The bad guys, the American army, are after mineral wealth under the beautiful natural Pandoran environment, so innocence and ancient wisdom is doomed unless an all-American hero can save the day. Will he win against all the odds? Will he get the beautiful indigenous princess? Will he accepted as a warrior hero? Will the bad guys get their comeuppance?

Well, what do you think?

Actually, everyone on screen, including a now matronly Sigourney Weaver, act very convincingly and, if the movie wasn’t so damned long and its plot so glaringly obvious, I would have come out exhilarated and chastened by the message of peace, respect for the environment and for the wonders of modern cinematographic inventiveness.

In the end though, nothing was surprizing.
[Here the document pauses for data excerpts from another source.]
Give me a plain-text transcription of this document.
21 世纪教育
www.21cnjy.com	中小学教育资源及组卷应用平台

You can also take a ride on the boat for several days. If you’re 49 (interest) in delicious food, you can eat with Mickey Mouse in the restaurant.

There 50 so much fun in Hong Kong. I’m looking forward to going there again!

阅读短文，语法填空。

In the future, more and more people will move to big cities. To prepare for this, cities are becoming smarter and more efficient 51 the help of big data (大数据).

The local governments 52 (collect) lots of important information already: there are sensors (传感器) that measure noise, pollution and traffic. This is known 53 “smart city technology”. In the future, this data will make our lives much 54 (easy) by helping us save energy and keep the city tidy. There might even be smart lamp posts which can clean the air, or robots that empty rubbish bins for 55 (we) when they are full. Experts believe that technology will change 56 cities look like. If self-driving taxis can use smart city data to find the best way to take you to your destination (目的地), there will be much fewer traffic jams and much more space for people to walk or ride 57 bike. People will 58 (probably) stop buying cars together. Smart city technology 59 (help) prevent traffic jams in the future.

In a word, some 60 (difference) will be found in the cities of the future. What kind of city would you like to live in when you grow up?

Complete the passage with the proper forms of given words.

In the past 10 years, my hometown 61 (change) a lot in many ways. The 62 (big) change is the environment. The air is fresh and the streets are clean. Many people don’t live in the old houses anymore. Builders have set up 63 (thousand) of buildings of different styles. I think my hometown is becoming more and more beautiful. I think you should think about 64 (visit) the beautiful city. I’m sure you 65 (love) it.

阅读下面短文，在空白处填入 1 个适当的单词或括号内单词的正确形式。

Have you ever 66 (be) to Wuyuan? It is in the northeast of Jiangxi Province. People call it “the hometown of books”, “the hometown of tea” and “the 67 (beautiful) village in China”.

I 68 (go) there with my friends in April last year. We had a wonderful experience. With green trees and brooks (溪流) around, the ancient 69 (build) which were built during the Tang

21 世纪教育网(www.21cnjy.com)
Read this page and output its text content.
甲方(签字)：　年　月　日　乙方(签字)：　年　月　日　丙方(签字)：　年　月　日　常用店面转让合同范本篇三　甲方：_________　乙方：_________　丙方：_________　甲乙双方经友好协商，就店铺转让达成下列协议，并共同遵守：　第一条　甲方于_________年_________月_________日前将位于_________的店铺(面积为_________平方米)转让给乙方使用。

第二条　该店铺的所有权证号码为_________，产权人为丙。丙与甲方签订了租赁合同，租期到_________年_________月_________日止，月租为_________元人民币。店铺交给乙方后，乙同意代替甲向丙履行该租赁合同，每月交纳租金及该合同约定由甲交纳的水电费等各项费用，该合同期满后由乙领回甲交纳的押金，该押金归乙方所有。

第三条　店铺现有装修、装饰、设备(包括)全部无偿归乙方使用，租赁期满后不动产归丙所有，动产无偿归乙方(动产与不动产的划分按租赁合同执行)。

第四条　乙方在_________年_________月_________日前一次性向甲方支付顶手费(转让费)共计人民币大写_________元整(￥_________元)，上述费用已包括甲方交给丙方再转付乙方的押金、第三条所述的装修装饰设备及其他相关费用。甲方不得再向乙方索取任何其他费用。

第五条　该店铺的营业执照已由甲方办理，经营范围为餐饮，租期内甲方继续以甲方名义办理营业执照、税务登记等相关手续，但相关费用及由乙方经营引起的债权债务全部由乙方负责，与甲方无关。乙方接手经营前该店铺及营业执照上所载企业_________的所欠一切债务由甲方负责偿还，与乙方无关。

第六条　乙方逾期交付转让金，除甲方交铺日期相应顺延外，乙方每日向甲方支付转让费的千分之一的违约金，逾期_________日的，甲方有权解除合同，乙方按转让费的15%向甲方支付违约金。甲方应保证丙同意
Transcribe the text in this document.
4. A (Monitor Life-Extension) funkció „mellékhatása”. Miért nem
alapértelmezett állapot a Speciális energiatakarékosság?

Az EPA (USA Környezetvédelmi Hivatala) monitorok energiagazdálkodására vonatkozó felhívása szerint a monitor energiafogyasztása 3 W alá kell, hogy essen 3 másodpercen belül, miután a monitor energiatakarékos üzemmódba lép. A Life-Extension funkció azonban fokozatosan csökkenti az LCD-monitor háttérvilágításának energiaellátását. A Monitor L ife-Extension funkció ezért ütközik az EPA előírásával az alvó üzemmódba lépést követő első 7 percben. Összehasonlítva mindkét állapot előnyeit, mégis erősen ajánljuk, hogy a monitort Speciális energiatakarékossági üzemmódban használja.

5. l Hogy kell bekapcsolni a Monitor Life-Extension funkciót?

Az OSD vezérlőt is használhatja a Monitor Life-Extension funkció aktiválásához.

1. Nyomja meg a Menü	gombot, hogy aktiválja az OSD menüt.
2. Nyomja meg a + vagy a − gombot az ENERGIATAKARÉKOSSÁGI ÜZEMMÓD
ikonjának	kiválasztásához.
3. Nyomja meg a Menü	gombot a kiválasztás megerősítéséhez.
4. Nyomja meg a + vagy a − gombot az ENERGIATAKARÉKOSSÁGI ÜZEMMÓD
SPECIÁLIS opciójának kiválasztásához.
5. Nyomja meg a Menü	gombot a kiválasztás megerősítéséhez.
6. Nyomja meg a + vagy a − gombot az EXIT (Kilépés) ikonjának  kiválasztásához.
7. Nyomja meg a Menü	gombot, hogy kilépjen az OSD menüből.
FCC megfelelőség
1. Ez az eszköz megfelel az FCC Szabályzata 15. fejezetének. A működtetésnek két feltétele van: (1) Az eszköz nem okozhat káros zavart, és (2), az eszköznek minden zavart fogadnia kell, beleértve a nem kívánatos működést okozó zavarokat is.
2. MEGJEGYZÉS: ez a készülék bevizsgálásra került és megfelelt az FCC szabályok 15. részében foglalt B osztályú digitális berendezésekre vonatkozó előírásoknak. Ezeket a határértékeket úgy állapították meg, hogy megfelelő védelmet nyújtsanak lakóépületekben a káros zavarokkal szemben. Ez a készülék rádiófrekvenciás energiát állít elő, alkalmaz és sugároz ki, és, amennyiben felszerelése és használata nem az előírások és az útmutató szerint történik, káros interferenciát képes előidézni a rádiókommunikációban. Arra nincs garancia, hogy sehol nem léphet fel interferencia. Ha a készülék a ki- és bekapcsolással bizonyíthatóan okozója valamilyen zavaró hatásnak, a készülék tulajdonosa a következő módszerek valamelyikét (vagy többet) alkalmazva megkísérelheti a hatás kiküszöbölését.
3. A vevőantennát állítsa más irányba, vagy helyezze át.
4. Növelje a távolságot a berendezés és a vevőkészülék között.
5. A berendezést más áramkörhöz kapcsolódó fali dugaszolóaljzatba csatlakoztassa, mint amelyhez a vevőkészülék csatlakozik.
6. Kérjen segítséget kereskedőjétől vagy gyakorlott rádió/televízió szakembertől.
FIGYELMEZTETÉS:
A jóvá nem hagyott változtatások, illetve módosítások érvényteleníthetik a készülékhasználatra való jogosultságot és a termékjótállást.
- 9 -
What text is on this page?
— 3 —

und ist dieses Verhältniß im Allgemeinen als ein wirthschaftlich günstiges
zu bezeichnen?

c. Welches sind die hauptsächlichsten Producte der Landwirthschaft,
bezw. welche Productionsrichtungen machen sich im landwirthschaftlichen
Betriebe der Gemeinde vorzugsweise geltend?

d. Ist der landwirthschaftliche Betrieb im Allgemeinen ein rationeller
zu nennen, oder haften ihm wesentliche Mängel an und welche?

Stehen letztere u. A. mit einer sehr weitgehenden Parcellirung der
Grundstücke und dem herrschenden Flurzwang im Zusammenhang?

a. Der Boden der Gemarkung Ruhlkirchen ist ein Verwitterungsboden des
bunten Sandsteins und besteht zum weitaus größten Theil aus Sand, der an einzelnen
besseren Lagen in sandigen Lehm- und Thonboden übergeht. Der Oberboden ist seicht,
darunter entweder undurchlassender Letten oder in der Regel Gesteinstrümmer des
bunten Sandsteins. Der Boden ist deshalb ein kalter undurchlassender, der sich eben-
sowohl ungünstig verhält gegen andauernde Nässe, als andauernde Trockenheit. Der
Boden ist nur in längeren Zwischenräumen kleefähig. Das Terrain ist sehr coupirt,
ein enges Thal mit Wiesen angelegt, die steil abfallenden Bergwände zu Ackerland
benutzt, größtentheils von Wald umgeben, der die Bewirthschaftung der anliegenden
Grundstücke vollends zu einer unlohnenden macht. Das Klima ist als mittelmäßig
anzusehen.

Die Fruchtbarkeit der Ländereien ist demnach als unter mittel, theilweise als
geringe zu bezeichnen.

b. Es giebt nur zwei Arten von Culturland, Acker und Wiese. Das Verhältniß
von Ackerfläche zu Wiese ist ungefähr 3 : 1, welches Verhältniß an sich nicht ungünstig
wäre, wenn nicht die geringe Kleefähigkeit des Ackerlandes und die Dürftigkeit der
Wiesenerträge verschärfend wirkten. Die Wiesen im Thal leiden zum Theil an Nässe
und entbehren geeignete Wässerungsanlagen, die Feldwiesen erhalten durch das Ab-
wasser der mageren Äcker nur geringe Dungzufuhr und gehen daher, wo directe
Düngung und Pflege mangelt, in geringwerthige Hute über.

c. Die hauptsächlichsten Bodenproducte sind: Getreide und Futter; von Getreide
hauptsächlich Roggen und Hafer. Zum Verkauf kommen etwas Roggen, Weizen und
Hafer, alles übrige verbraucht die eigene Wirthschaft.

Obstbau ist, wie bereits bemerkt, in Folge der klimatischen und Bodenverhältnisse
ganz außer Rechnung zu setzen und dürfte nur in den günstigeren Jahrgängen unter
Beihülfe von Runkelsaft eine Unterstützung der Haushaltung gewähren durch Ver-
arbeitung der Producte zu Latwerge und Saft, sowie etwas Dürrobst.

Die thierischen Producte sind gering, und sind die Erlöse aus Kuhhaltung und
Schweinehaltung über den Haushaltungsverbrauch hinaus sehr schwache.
The amazing beasts were all our old friends from the age of dinosaurs and the good guys and bad guys stuck strictly to the conventions we have long grown familiar with and the plot joined up all those dots which have delineated Hollywood scripts for nearly a hundred years.

Sadly, the cliches about a rich developed nation crushing apparently simpler traditional cultures in the pursuit of mineral wealth is also one which we are only too familiar with too – just by reading our daily newspapers.

The central idea, about the American marine who becomes an animated avatar is, apart from the wonders of 3-D, the one great idea which obviously sold the script to the money men. It is a story of our times and anyone who has ever got hooked on a virtual reality game will understand just how tempting it is to cross over from the real world into a more idealistic virtual environment.

Whatever else you may think about this film, it has to be seen for its introduction of three-dimensional cinema even though it won’t be long before some of its more gimmicky moments will look as quaintly old-fashioned as those big plastic glasses that we all have to wear.

3 Comments

  1. I'm just waiting for the subtitled 3D version to be available next week in London cinemas, and getting quite excited about the sheer 3Dness of the 3D that everyone keeps going on about. Sounds quite spectacular, even if the actual James Cameron content is predictable Hollywood fare. Apparently the subtitles look rather spectacular in 3D too. The Charles Dickens thing was the first 3D film to be subtitled.

  2. It is definitely worth going to see for the 3-D alone. I really felt like it was a revolution visually even if it is not all perfect.

    The Hollywood liberal ethics are fine and undemanding but painfully predictable in such a long film.

  3. The titles were worth watching in their own right with the lettering appearing somewhere in the middle of the room…..subtitles, I hope, will be just as entertainingly placed.